Beer Review 0556: Stone 2013 Quingenti Millilitre Series Crime Chile Beer


Stone Quingenti Millilitre bottles, which were previously only available at and local to the Escondido, California brewery, have went nationwide in extremely limited quantities thanks to recent brewery expansions. And does Stone have quite an interesting beer for the first wave of the release…

Brewed on July 31st, 2013, Crime is Stone’s Lukcy Basartd Ale (my rating: 93 points), which is a blend of Stone’s regular Arrogant Bastard (91 points), Oaked Arrogant Bastard (79 points), and Double Bastard (100 points). If that weren’t confusing enough, what makes this version of Lukcy Basartd special enough to be bottled in Quingenti Millilitre bottles? It was aged in Kentucky bourbon barrels for a few months. Oh, and it was brewed with tons of ultra-hot peppers!

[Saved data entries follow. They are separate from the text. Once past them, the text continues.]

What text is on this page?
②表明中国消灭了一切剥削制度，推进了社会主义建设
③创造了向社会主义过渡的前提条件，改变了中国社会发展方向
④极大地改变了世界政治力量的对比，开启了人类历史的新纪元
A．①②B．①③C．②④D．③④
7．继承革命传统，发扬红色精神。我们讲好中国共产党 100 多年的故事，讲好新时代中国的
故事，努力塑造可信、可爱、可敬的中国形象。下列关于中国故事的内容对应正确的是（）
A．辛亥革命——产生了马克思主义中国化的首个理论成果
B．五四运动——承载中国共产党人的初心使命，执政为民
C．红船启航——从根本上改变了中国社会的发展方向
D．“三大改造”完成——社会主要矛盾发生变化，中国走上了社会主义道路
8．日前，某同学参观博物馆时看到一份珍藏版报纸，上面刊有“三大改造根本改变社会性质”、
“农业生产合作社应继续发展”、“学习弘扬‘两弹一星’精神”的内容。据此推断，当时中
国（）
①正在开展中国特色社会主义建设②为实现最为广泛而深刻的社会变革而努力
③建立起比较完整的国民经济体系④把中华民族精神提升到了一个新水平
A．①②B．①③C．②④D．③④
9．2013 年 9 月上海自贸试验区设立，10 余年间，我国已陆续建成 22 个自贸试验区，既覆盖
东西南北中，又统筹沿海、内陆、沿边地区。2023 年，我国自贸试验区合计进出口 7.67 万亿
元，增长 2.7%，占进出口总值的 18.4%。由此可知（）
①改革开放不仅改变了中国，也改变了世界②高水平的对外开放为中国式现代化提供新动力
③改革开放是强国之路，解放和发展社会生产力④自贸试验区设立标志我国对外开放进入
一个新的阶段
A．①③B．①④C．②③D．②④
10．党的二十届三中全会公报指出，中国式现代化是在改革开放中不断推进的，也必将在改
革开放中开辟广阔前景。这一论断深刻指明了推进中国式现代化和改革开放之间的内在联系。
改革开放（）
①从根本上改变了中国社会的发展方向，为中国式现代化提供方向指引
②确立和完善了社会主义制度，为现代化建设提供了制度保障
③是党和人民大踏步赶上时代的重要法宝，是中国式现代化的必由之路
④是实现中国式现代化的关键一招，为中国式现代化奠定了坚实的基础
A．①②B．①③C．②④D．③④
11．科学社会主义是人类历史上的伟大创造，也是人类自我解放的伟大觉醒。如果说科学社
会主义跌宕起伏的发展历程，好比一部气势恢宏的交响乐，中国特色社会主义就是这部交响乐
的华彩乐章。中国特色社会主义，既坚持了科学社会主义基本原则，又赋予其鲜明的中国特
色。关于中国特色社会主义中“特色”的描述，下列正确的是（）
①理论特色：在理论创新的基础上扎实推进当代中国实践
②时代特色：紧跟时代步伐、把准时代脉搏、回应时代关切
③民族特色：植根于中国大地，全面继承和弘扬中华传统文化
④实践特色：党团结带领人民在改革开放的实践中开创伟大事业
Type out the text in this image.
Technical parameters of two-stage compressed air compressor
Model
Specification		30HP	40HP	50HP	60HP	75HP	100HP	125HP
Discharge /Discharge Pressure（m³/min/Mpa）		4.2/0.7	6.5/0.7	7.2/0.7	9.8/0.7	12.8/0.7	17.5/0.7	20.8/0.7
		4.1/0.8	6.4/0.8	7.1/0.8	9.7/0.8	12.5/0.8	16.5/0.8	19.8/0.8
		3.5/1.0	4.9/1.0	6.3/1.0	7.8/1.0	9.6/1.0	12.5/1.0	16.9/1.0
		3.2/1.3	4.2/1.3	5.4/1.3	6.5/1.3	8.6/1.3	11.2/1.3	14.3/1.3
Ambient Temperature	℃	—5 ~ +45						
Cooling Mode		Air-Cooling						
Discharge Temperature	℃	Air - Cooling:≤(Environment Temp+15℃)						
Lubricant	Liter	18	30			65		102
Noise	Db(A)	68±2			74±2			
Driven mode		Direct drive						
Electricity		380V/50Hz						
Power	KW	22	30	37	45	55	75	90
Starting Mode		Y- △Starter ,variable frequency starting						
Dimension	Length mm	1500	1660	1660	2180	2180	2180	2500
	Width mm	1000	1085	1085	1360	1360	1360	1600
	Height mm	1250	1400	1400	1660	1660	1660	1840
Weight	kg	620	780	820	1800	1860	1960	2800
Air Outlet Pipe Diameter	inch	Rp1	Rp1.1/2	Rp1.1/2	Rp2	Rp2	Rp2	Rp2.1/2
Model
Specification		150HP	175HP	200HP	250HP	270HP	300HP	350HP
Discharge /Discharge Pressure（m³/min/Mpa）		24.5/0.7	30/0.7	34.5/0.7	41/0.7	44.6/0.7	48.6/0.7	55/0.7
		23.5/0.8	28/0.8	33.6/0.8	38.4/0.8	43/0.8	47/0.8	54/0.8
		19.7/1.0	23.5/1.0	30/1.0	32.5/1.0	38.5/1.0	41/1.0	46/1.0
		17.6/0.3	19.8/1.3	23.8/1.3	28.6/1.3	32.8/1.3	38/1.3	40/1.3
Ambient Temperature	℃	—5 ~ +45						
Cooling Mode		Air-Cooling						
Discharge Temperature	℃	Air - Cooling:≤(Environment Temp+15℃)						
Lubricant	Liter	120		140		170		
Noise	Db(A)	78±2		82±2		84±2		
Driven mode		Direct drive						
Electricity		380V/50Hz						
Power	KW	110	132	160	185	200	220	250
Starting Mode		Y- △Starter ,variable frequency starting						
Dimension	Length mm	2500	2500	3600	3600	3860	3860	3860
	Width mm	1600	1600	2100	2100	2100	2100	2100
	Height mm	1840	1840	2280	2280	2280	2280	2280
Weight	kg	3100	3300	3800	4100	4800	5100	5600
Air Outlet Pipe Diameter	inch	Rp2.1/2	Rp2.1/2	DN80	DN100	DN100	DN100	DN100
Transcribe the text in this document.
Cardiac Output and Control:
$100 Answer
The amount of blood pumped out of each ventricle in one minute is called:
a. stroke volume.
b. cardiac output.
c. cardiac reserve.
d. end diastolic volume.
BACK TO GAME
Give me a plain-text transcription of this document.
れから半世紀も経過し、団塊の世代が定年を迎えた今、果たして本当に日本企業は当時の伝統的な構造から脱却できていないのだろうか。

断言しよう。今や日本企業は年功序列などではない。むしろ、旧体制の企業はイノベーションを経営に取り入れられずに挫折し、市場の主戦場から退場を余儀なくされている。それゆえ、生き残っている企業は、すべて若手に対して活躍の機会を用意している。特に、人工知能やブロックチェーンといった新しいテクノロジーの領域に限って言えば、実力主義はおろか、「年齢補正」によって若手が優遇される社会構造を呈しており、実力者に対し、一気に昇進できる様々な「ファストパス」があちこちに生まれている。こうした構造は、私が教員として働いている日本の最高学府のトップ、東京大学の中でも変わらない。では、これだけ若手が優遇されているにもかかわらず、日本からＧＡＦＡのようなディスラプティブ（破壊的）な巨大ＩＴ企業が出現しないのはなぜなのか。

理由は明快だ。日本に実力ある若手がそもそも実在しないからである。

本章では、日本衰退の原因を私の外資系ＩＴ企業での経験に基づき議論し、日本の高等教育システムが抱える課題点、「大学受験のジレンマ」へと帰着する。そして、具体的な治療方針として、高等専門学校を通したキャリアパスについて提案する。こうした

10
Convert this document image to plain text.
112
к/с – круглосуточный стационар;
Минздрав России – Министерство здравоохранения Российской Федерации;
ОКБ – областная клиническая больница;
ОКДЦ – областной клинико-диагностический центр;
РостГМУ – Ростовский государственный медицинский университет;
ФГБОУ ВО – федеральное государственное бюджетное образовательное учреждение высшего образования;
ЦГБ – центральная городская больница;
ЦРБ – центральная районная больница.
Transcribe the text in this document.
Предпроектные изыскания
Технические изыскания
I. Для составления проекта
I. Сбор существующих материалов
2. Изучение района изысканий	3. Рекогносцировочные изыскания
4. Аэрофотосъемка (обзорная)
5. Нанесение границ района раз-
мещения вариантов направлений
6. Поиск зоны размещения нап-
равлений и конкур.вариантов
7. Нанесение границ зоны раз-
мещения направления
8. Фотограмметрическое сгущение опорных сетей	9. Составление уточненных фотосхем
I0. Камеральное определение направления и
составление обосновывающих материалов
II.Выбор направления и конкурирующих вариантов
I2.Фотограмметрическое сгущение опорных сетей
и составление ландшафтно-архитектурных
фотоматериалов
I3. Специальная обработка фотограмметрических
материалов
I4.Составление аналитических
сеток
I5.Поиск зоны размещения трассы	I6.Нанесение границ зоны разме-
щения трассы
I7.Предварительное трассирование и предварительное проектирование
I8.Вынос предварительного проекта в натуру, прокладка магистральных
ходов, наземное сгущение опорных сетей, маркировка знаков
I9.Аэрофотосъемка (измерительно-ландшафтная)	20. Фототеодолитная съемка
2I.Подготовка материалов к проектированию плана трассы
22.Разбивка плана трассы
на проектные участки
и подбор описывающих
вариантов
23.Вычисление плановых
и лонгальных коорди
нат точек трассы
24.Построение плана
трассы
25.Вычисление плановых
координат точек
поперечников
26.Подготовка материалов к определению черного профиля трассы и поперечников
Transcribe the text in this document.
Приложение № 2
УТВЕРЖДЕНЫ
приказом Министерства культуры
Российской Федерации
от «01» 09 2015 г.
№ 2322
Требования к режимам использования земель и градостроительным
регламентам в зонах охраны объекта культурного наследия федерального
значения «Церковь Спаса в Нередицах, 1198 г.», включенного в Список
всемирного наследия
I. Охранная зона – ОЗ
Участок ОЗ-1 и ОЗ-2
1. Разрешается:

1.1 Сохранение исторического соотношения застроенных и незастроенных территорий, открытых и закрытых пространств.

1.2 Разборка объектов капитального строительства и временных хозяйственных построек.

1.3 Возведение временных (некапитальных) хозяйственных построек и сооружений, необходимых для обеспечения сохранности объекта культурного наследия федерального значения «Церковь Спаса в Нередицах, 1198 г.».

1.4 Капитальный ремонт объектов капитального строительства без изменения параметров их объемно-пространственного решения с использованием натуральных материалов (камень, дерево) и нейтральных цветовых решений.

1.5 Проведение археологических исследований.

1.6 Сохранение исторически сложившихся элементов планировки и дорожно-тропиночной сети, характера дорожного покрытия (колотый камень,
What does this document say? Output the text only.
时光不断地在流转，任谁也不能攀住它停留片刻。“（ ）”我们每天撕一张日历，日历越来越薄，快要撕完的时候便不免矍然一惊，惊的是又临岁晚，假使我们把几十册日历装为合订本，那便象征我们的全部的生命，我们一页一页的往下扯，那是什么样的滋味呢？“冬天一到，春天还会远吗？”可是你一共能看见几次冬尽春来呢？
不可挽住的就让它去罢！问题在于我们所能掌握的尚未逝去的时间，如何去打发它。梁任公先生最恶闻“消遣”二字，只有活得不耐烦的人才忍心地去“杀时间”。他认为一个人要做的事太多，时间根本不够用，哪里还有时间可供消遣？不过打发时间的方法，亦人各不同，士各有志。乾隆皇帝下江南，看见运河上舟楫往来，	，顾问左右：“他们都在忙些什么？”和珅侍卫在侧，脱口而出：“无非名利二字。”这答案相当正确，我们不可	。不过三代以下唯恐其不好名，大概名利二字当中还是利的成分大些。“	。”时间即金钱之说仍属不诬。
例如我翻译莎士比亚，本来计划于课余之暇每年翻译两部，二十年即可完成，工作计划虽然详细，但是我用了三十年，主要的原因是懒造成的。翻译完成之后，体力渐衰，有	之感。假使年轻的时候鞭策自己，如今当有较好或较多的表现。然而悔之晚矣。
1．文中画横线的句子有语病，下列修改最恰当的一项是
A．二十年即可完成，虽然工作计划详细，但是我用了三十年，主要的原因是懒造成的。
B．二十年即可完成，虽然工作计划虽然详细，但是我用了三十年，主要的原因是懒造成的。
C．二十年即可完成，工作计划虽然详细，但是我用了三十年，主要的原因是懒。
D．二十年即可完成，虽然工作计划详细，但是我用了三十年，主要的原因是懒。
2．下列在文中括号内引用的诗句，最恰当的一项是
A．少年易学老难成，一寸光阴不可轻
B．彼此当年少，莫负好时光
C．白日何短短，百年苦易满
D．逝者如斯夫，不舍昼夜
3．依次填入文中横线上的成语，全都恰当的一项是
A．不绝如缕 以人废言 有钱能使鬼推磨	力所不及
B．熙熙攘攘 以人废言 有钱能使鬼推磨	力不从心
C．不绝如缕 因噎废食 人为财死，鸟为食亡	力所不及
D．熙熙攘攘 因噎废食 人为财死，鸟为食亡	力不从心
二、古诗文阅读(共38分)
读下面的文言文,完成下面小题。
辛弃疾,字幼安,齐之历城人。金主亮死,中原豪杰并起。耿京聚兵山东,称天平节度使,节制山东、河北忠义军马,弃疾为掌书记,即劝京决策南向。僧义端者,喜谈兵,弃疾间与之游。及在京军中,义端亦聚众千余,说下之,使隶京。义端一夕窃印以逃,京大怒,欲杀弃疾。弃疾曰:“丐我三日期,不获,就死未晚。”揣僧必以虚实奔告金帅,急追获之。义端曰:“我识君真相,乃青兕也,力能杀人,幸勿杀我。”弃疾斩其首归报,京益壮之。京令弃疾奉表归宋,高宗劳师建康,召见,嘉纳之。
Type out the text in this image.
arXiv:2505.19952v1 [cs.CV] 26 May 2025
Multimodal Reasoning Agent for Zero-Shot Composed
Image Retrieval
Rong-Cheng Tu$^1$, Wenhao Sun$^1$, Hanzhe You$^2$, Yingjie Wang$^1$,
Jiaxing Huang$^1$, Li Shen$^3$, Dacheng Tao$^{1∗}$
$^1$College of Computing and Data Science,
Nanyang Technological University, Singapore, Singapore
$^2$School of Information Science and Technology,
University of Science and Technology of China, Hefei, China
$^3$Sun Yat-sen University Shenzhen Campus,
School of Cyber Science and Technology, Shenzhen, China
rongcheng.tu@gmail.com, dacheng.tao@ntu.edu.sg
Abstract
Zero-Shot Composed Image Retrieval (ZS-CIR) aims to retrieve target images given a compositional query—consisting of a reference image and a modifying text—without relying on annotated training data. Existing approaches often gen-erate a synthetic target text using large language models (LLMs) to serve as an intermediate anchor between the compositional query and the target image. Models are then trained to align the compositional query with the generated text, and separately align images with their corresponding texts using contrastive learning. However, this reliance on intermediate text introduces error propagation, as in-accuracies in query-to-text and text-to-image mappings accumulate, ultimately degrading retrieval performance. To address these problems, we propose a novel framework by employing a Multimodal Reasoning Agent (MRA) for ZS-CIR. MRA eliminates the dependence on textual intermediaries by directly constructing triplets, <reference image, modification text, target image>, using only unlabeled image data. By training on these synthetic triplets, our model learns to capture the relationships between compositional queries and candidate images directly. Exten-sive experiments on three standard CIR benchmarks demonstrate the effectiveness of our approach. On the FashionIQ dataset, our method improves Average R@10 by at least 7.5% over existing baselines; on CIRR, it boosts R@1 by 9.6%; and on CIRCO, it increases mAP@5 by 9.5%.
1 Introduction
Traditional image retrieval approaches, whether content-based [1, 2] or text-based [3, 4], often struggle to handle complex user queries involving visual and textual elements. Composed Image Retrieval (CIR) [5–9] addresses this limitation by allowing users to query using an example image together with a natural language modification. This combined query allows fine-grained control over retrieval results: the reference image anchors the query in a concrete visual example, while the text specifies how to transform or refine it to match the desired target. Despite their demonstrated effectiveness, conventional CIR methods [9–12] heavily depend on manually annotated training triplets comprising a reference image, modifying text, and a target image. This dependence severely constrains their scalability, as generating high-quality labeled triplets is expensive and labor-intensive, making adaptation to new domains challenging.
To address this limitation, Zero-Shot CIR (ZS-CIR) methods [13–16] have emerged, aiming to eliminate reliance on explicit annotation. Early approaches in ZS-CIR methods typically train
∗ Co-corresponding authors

The peppers used in this beer are red and green jalapeños, black nagas, Caribbean red hots, Moruga scorpions and fataliis. These are some of the hottest peppers in the world, and they were grown locally in the Escondido area. In fact, the name of this beer is “Crime” because Greg Koch, Stone’s co-founder, considered it a crime to dose a great barrel-aged version of Lukcy Basartd with the peppers.

Now, before we get into the review, you might remember that last year, we reviewed Twisted Pine’s Ghost Face Killah, a wheat ale brewed with six different types of hot peppers, including the Bhut Jolokia. I chose not to officially rate the beer, classifying it as a novelty; the reason why is because the beer was simply made to be hot. We feel like Stone made this beer to actually be a drinkable beer, with the peppers being part of the ingredient list but not the main ingredient. They’ve taken the time to age this in barrels and to put it out in special bottles, so we’re going to officially rate this one, even though it does seem like a novelty item.

Crime comes in at 9.6 ABV (alcohol by volume) and hits an impressive 102 IBUs (International Bitterness Units). Scoville units (a scale used to measure spice intensity) are unavailable.


First off, this is a stubborn cork. Expect yours to break and you’ll need a wine corkscrew to finish the job. The pour produces a very beautiful beer, capped by an off-white soapy head comprised mostly of large bubbles. It sticks around atop a deep red beer that is cloudy in body and filled with chunky particles and sediment. Lacing is pretty good, leaving some nice creamy sheets behind.

On the nose, we’ve got two main things: lots of hot peppers, and lots of pickled, vinegary hot peppers. There’s no getting around it; the peppers do contain a small amount of general fruitiness that leans toward the citrus (orange) end. There’s no barrel characteristics, and not really any beer characteristics, either. It literally smells like a jalapeño pepper you pull from a jar and stick on a sandwich.


The taste starts off pretty interesting, with a mild fruity green pepper, but brace yourself — the heat intensifies very quickly, and by the middle of the taste, you’ve got a firecracker in your mouth. I love how the side of the bottle says “hops and oak come through mid-palate.” NO. I’m here to absolutely tell you that is garbage; this is a wave of incredibly hot, dry heat that breaks a bit on the swallow to give you a sharp, medicinal bitterness. Then you’re left really suffering with no liquid in your mouth, and your palate quickly becomes a desert. After two or three sips, I became uncomfortable, not from the heat, but by how dry my mouth was. My tongue was so dry, it felt like I was trying to get down sandpaper when I would naturally swallow. And there’s a vinegary-pickled pepper flavor left behind. Not pleasant — and it took some time to disappear, too. Crime is overwhelming in body, with a medium texture.

Two things strike me here: this beer is quite literally painful to drink, and it bears no resemblance whatsoever to Lukcy Basartd Ale or a barrel aged beer. You need at least ten people to get through this bottle. But here’s the thing: kudos to Stone for having the balls to put something like this out, especially the first release of an extremely rare set of beers. But that doesn’t make it good, and perhaps the biggest Crime here is the premium charged for a beer that 98% of those buying will be unable to even finish five sips of.

Stone 2013 Quingenti Millilitre Series Crime Chile Beer, 46 points. Price: $17.99 US for one 500 ml. corked & caged bottle.